On Wednesday, the House passed an appropriations bill that included a provision both long past due and thought to be, in previous administrations, unnecessary. It bans any of the government agencies being funded by the bill from doing business with companies Donald Trump has retained ownership over during his presidency. Trump rebuffed the normal (ethical) expectations that he would divest himself of his business interests before assuming office so as not to create an immediate conflict of interest between his decisions as president and his own financial status; this would be a congressional attempt to come at the problem from the reverse direction.
If Trump is going to continue to rake in profits from his private businesses, then at the least we should bar the government agencies he controls from funneling cash to those businesses.
This is necessary because government agencies have in fact been funneling quite a bit of cash to Trump's properties, as have the Republican Party, conservative groups, lobbyist groups, corporate supplicants, foreign governments, and other interested parties. From the Secret Service's rental of golf carts (at steep prices) at Trump-owned clubs to Defense Department payments for Defense officials renting rooms at Mar-a-Lago, Trump's habit of frequenting his own for-profit businesses as president has all but obliged other government officials to frequent the same locations.
And Trump's companies don't go easy on those officials. Freedom of Information Act requests by NBC News revealed that the Secret Service was charged over $200,000 by the Trump International Hotel, blocks from the White House, during Trump's first year in office. The Secret Service spent over $33,000 in the two days surrounding Trump's first re-election fundraiser at the venue.
The Secret Service may be charged with defending the life and safety of the sitting president, but that president's company isn't above squeezing them hard while they do it.
A congressional insistence that federal agencies not put cash into the president's own pocket is therefore going to be considerably more complicated than it might first appear. Either Trump will have to stop charging taxpayers for the Secret Service agents, agency heads, and other federal workers obliged to follow him around on his numerous weekend golf trips, which will never ever happen; or they will be barred from showing up. That would be quite, to use the proper federal terminology for such things, a shitshow.

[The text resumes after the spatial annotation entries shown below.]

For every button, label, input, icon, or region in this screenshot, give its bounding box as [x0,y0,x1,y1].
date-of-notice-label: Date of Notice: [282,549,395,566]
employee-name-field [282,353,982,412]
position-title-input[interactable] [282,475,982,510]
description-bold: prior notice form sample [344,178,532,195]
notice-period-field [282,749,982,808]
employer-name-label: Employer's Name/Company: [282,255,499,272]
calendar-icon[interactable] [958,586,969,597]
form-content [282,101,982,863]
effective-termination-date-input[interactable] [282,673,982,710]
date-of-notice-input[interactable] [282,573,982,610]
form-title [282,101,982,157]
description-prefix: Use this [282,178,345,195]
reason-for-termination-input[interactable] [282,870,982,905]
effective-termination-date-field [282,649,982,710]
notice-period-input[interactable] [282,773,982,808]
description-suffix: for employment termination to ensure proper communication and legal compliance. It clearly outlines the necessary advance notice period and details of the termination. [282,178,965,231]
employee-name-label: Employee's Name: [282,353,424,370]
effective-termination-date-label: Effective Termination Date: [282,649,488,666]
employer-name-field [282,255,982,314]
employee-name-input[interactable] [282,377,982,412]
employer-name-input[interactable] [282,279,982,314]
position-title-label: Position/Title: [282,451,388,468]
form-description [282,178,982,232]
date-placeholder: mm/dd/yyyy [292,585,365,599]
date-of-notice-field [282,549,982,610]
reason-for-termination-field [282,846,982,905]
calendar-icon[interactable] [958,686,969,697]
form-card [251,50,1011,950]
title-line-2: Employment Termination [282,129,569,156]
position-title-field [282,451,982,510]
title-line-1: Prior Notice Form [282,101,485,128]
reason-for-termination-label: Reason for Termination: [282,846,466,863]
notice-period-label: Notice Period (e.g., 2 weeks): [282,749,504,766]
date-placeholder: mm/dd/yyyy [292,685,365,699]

That said, it is extraordinarily unlikely that Senate Majority Leader Mitch McConnell will allow the provision to slip through. Period. Republicans have been near-unanimous in looking the other way as Trump makes money off of his elected office, and McConnell has not been shy in indicating that he intends to maintain that studious ignorance no matter what crookedness the opposing political party uncovers or seeks to bar.
At the moment, then, "What would happen if we passed a law preventing this one specific instance of presidential corruption?" remains a thought experiment. Actually putting a stop to it will require something more.